36 フローシュ王国の魔法器具文明
間もなく、発表会が始まった。
今回発表する人たちが順にステージに上がると、観客席からふわりふわりと虹色のシャボン玉のようなものが浮かび上がった。
どうやらこの世界には勲功者に拍手をする、とかいう慣習がないようで、褒め称えるときや歓迎するときなどは魔術で作ったシャボン玉を空に飛ばすことになっているそうだ。拍手をする人数やその音の大きさで度合いが分かるように、シャボンの大きさや数、色の美しさにそれぞれの思いを込めるのだという。
とはいえ、残念ながら私には無縁のことだ。シャボン玉の液でもない限り、シャボンを出すことなんて不可能だもの。
例のマダムはこれ見よがしにたくさんのシャボン玉を手から出しながら私をちらっと見、不敵に笑ってきたけれど、無視。いい年こいて幼稚なマウントを取ってくるんじゃないぞ。
私の分もフローラやアウグストがシャボン玉を出してくれている中、私は目をこらしてステージに上がったヴィルの姿を捜し――いた。

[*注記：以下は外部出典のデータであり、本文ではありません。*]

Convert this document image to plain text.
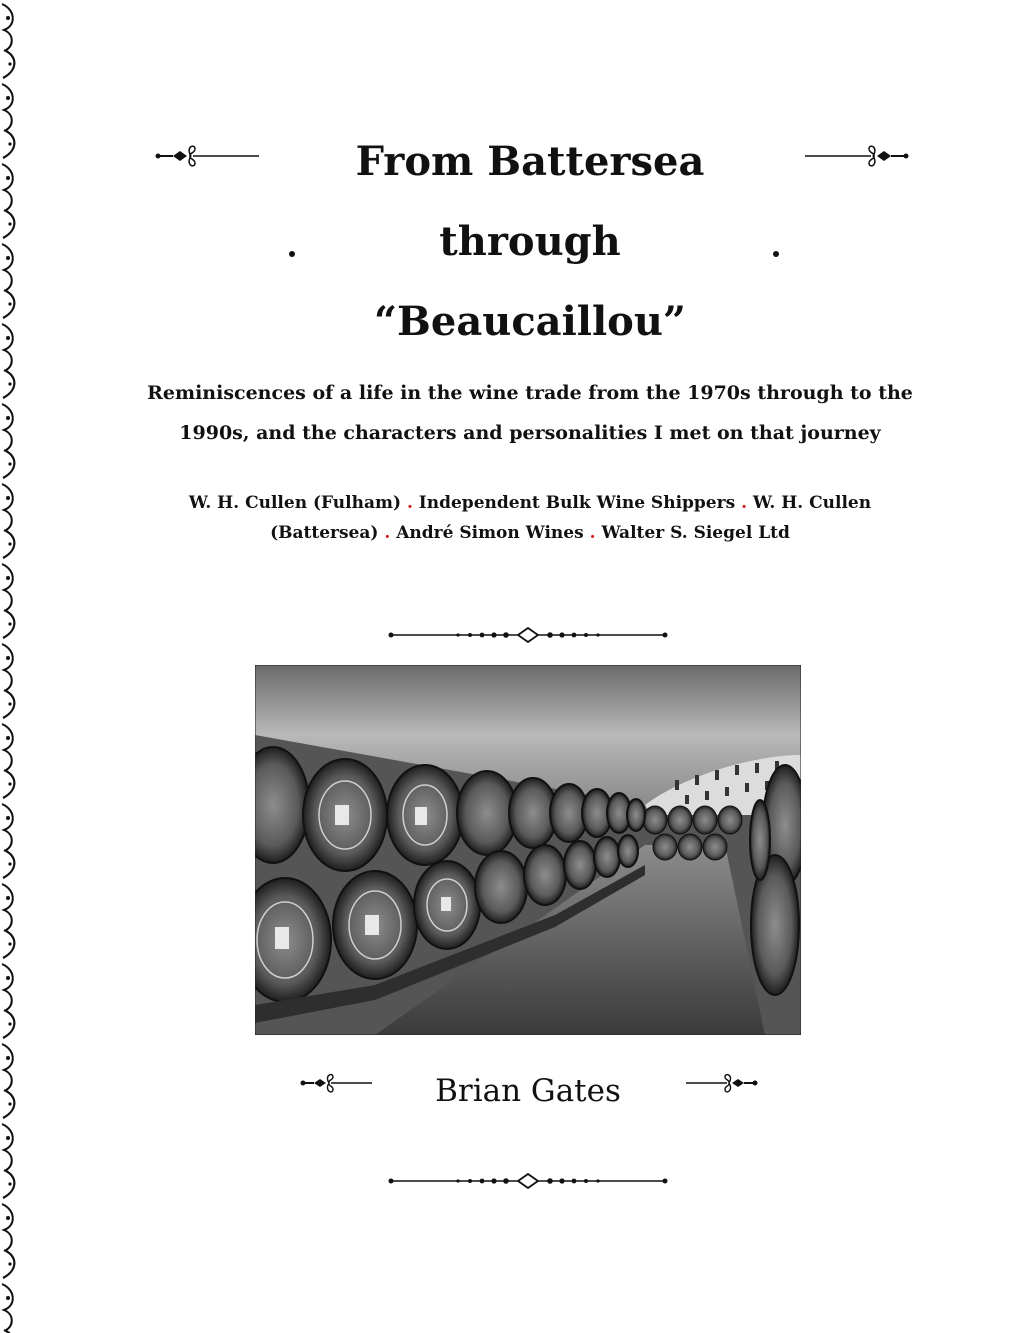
From Battersea
through
“Beaucaillou”

Reminiscences of a life in the wine trade from the 1970s through to the 1990s, and the characters and personalities I met on that journey

W. H. Cullen (Fulham) . Independent Bulk Wine Shippers . W. H. Cullen (Battersea) . André Simon Wines . Walter S. Siegel Ltd

Brian Gates
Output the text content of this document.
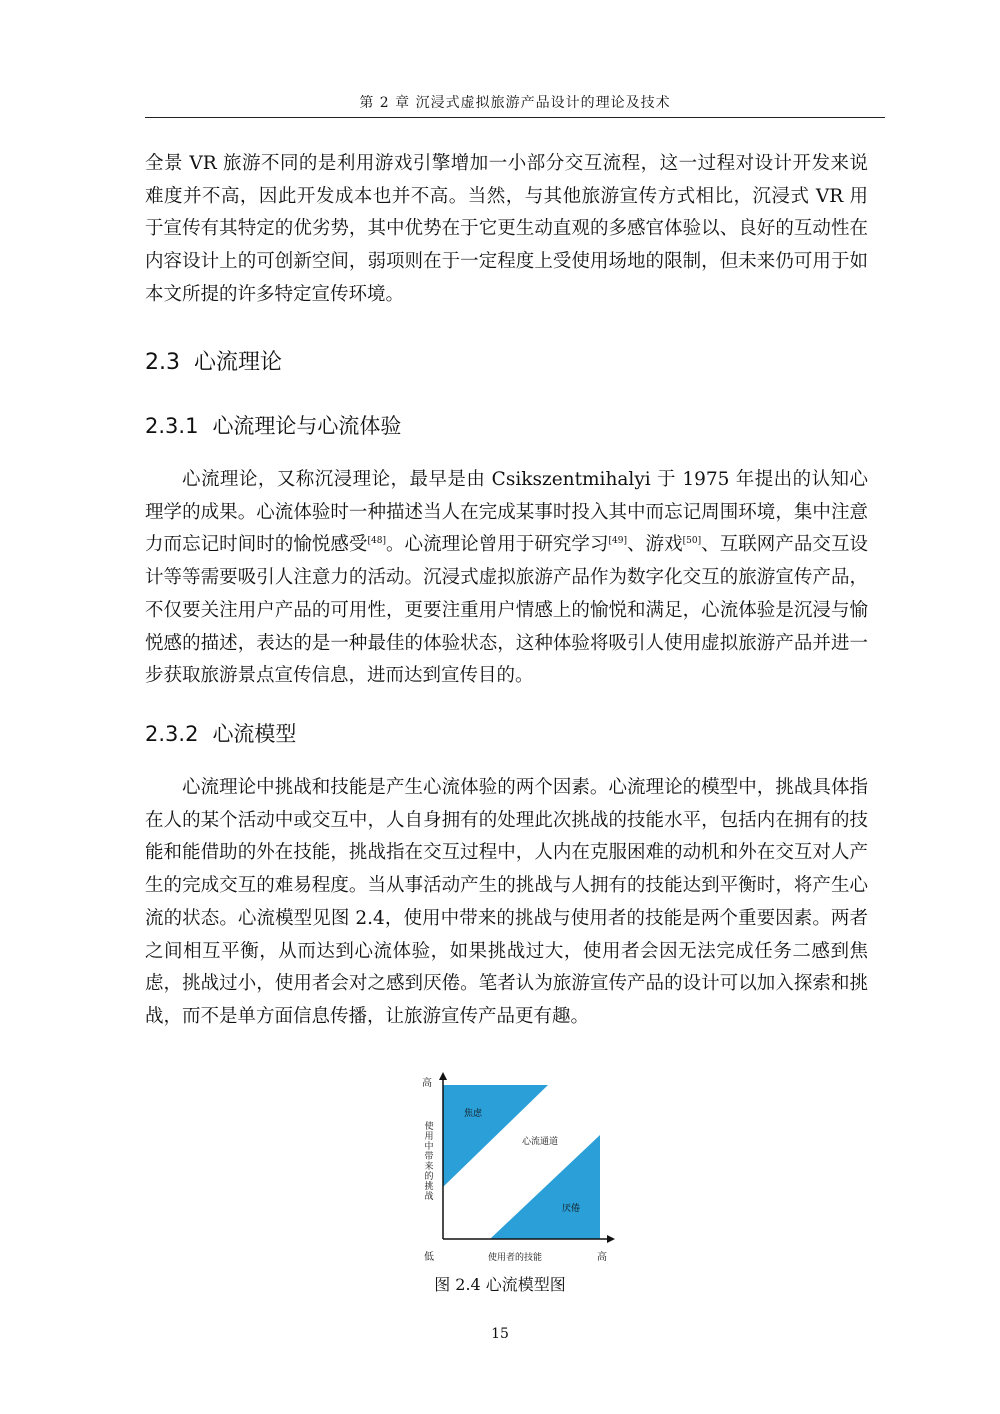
第 2 章 沉浸式虚拟旅游产品设计的理论及技术

全景 VR 旅游不同的是利用游戏引擎增加一小部分交互流程，这一过程对设计开发来说难度并不高，因此开发成本也并不高。当然，与其他旅游宣传方式相比，沉浸式 VR 用于宣传有其特定的优劣势，其中优势在于它更生动直观的多感官体验以、良好的互动性在内容设计上的可创新空间，弱项则在于一定程度上受使用场地的限制，但未来仍可用于如本文所提的许多特定宣传环境。

2.3 心流理论
2.3.1 心流理论与心流体验

心流理论，又称沉浸理论，最早是由 Csikszentmihalyi 于 1975 年提出的认知心理学的成果。心流体验时一种描述当人在完成某事时投入其中而忘记周围环境，集中注意力而忘记时间时的愉悦感受[48]。心流理论曾用于研究学习[49]、游戏[50]、互联网产品交互设计等等需要吸引人注意力的活动。沉浸式虚拟旅游产品作为数字化交互的旅游宣传产品，不仅要关注用户产品的可用性，更要注重用户情感上的愉悦和满足，心流体验是沉浸与愉悦感的描述，表达的是一种最佳的体验状态，这种体验将吸引人使用虚拟旅游产品并进一步获取旅游景点宣传信息，进而达到宣传目的。

2.3.2 心流模型

心流理论中挑战和技能是产生心流体验的两个因素。心流理论的模型中，挑战具体指在人的某个活动中或交互中，人自身拥有的处理此次挑战的技能水平，包括内在拥有的技能和能借助的外在技能，挑战指在交互过程中，人内在克服困难的动机和外在交互对人产生的完成交互的难易程度。当从事活动产生的挑战与人拥有的技能达到平衡时，将产生心流的状态。心流模型见图 2.4，使用中带来的挑战与使用者的技能是两个重要因素。两者之间相互平衡，从而达到心流体验，如果挑战过大，使用者会因无法完成任务二感到焦虑，挑战过小，使用者会对之感到厌倦。笔者认为旅游宣传产品的设计可以加入探索和挑战，而不是单方面信息传播，让旅游宣传产品更有趣。

高
使用中带来的挑战
低	使用者的技能	高
焦虑
心流通道
厌倦
图 2.4 心流模型图
15
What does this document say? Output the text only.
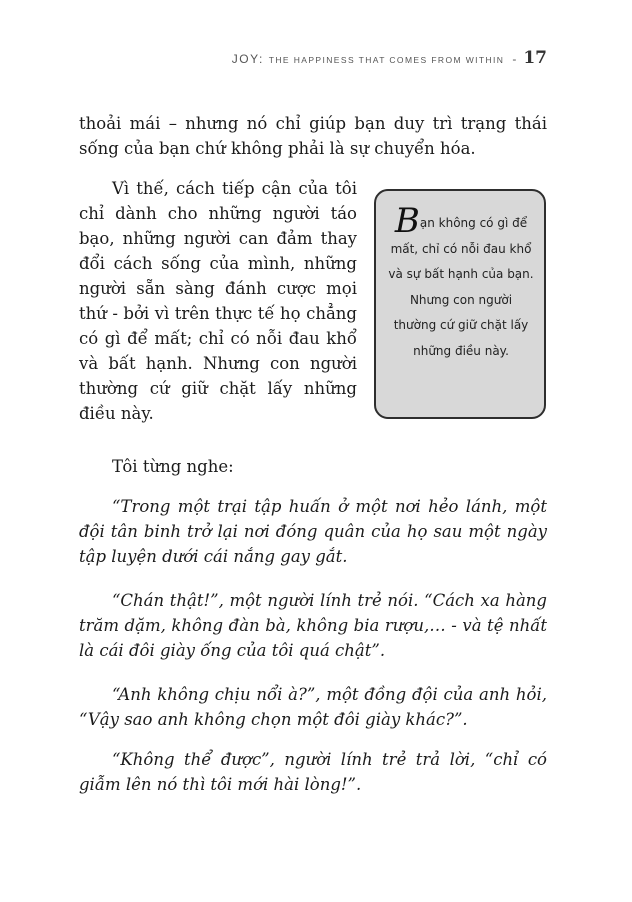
JOY: THE HAPPINESS THAT COMES FROM WITHIN - 17

thoải mái – nhưng nó chỉ giúp bạn duy trì trạng thái sống của bạn chứ không phải là sự chuyển hóa.

Vì thế, cách tiếp cận của tôi chỉ dành cho những người táo bạo, những người can đảm thay đổi cách sống của mình, những người sẵn sàng đánh cược mọi thứ - bởi vì trên thực tế họ chẳng có gì để mất; chỉ có nỗi đau khổ và bất hạnh. Nhưng con người thường cứ giữ chặt lấy những điều này.

Bạn không có gì để mất, chỉ có nỗi đau khổ và sự bất hạnh của bạn. Nhưng con người thường cứ giữ chặt lấy những điều này.

Tôi từng nghe:

“Trong một trại tập huấn ở một nơi hẻo lánh, một đội tân binh trở lại nơi đóng quân của họ sau một ngày tập luyện dưới cái nắng gay gắt.

“Chán thật!”, một người lính trẻ nói. “Cách xa hàng trăm dặm, không đàn bà, không bia rượu,… - và tệ nhất là cái đôi giày ống của tôi quá chật”.

“Anh không chịu nổi à?”, một đồng đội của anh hỏi, “Vậy sao anh không chọn một đôi giày khác?”.

“Không thể được”, người lính trẻ trả lời, “chỉ có giẫm lên nó thì tôi mới hài lòng!”.
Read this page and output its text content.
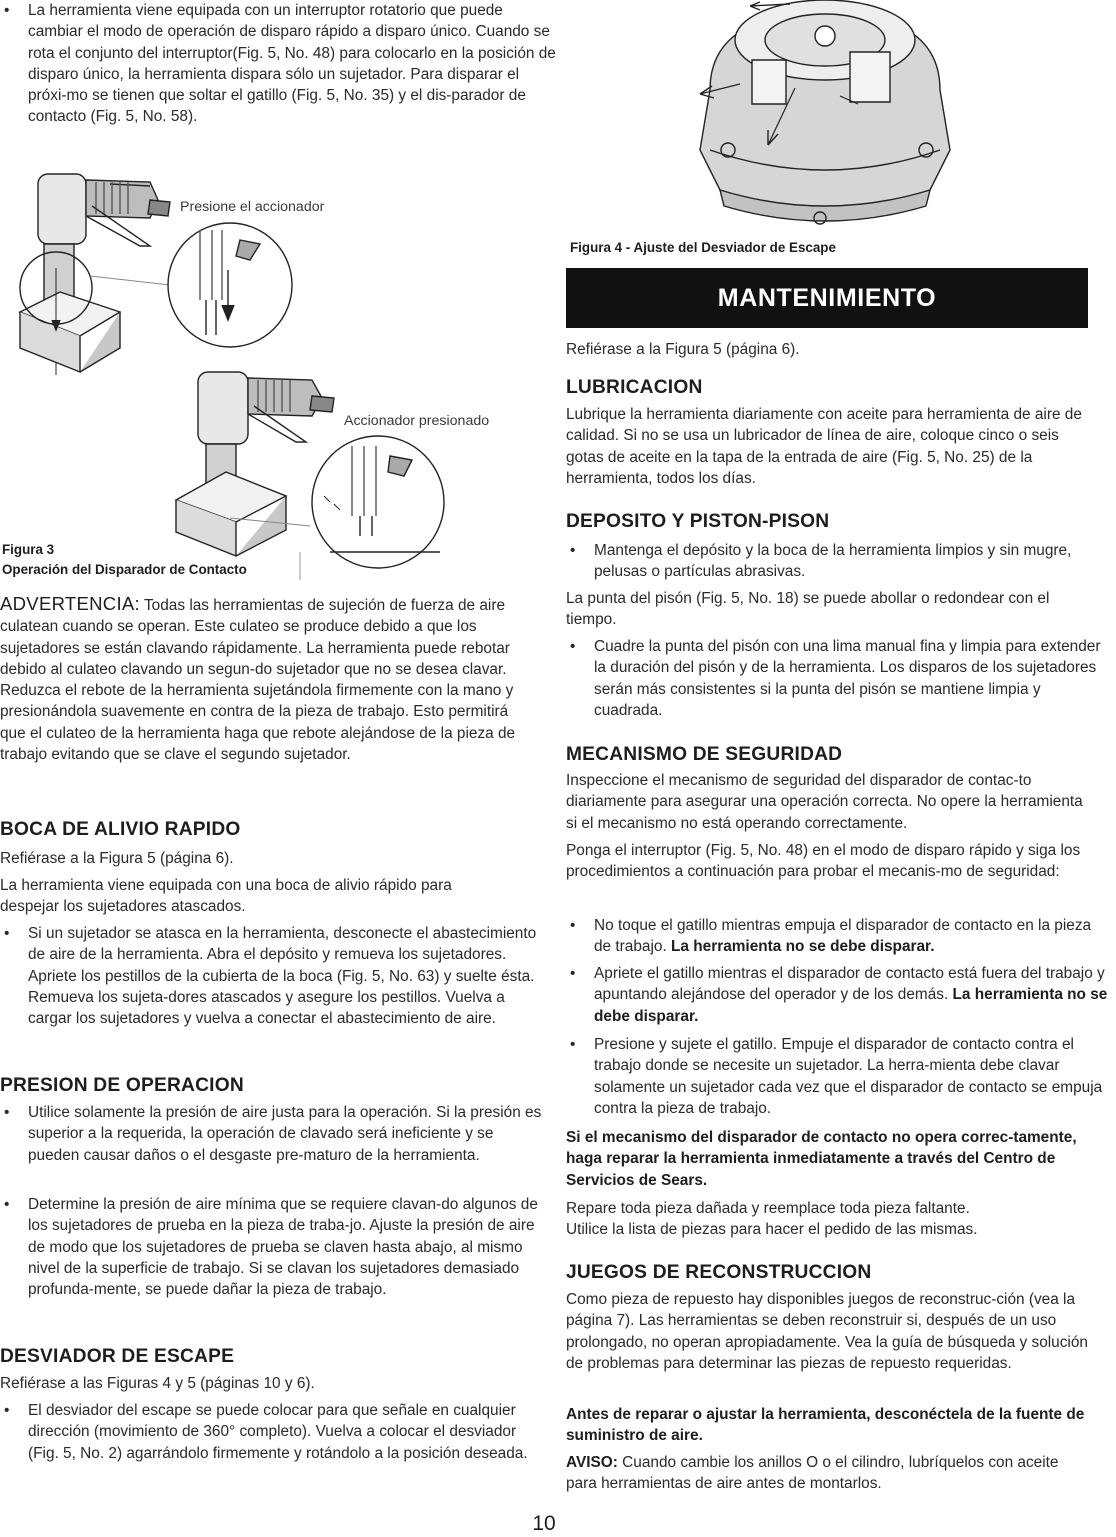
• La herramienta viene equipada con un interruptor rotatorio que puede cambiar el modo de operación de disparo rápido a disparo único. Cuando se rota el conjunto del interruptor(Fig. 5, No. 48) para colocarlo en la posición de disparo único, la herramienta dispara sólo un sujetador. Para disparar el próxi-mo se tienen que soltar el gatillo (Fig. 5, No. 35) y el dis-parador de contacto (Fig. 5, No. 58).

Presione el accionador
Accionador presionado
Figura 3
Operación del Disparador de Contacto

ADVERTENCIA: Todas las herramientas de sujeción de fuerza de aire culatean cuando se operan. Este culateo se produce debido a que los sujetadores se están clavando rápidamente. La herramienta puede rebotar debido al culateo clavando un segun-do sujetador que no se desea clavar. Reduzca el rebote de la herramienta sujetándola firmemente con la mano y presionándola suavemente en contra de la pieza de trabajo. Esto permitirá que el culateo de la herramienta haga que rebote alejándose de la pieza de trabajo evitando que se clave el segundo sujetador.

BOCA DE ALIVIO RAPIDO

Refiérase a la Figura 5 (página 6).

La herramienta viene equipada con una boca de alivio rápido para despejar los sujetadores atascados.

• Si un sujetador se atasca en la herramienta, desconecte el abastecimiento de aire de la herramienta. Abra el depósito y remueva los sujetadores. Apriete los pestillos de la cubierta de la boca (Fig. 5, No. 63) y suelte ésta. Remueva los sujeta-dores atascados y asegure los pestillos. Vuelva a cargar los sujetadores y vuelva a conectar el abastecimiento de aire.

PRESION DE OPERACION

• Utilice solamente la presión de aire justa para la operación. Si la presión es superior a la requerida, la operación de clavado será ineficiente y se pueden causar daños o el desgaste pre-maturo de la herramienta.

• Determine la presión de aire mínima que se requiere clavan-do algunos de los sujetadores de prueba en la pieza de traba-jo. Ajuste la presión de aire de modo que los sujetadores de prueba se claven hasta abajo, al mismo nivel de la superficie de trabajo. Si se clavan los sujetadores demasiado profunda-mente, se puede dañar la pieza de trabajo.

DESVIADOR DE ESCAPE

Refiérase a las Figuras 4 y 5 (páginas 10 y 6).

• El desviador del escape se puede colocar para que señale en cualquier dirección (movimiento de 360° completo). Vuelva a colocar el desviador (Fig. 5, No. 2) agarrándolo firmemente y rotándolo a la posición deseada.

Figura 4 - Ajuste del Desviador de Escape
MANTENIMIENTO

Refiérase a la Figura 5 (página 6).

LUBRICACION

Lubrique la herramienta diariamente con aceite para herramienta de aire de calidad. Si no se usa un lubricador de línea de aire, coloque cinco o seis gotas de aceite en la tapa de la entrada de aire (Fig. 5, No. 25) de la herramienta, todos los días.

DEPOSITO Y PISTON-PISON

• Mantenga el depósito y la boca de la herramienta limpios y sin mugre, pelusas o partículas abrasivas.

La punta del pisón (Fig. 5, No. 18) se puede abollar o redondear con el tiempo.

• Cuadre la punta del pisón con una lima manual fina y limpia para extender la duración del pisón y de la herramienta. Los disparos de los sujetadores serán más consistentes si la punta del pisón se mantiene limpia y cuadrada.

MECANISMO DE SEGURIDAD

Inspeccione el mecanismo de seguridad del disparador de contac-to diariamente para asegurar una operación correcta. No opere la herramienta si el mecanismo no está operando correctamente.

Ponga el interruptor (Fig. 5, No. 48) en el modo de disparo rápido y siga los procedimientos a continuación para probar el mecanis-mo de seguridad:

• No toque el gatillo mientras empuja el disparador de contacto en la pieza de trabajo. La herramienta no se debe disparar.

• Apriete el gatillo mientras el disparador de contacto está fuera del trabajo y apuntando alejándose del operador y de los demás. La herramienta no se debe disparar.

• Presione y sujete el gatillo. Empuje el disparador de contacto contra el trabajo donde se necesite un sujetador. La herra-mienta debe clavar solamente un sujetador cada vez que el disparador de contacto se empuja contra la pieza de trabajo.

Si el mecanismo del disparador de contacto no opera correc-tamente, haga reparar la herramienta inmediatamente a través del Centro de Servicios de Sears.

Repare toda pieza dañada y reemplace toda pieza faltante.

Utilice la lista de piezas para hacer el pedido de las mismas.

JUEGOS DE RECONSTRUCCION

Como pieza de repuesto hay disponibles juegos de reconstruc-ción (vea la página 7). Las herramientas se deben reconstruir si, después de un uso prolongado, no operan apropiadamente. Vea la guía de búsqueda y solución de problemas para determinar las piezas de repuesto requeridas.

Antes de reparar o ajustar la herramienta, desconéctela de la fuente de suministro de aire.

AVISO: Cuando cambie los anillos O o el cilindro, lubríquelos con aceite para herramientas de aire antes de montarlos.

10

十名近くいる発表者の中でもとびきり若くて、きれいな顔立ち。
妻の贔屓目もあると思うけれど、魔術研究部署の証である白いコート姿で凛と立つヴィルの姿は他の誰よりも素敵で、輝いて見えた。
公の場だからかヴィルはこっちを見たりせず、ステージに上がった国王陛下の話を真面目な顔で聞いている。
彼はここ最近でちょっと伸びてきた茶色の髪をまとめ、首筋でリボンで結わえていた。白は膨張色と言われるけれど、純白のコートとスラックス、のど元で締めたアスコットタイは彼の繊細で優美な体躯を魅力的に引き立てている。
ふわっとした笑みを浮かべることの多いヴィルの真剣な表情に、私の胸はドキドキしっぱなしだ。……本当に、ヴィルのことをからかえないくらい私もすっかり溺れてしまったな。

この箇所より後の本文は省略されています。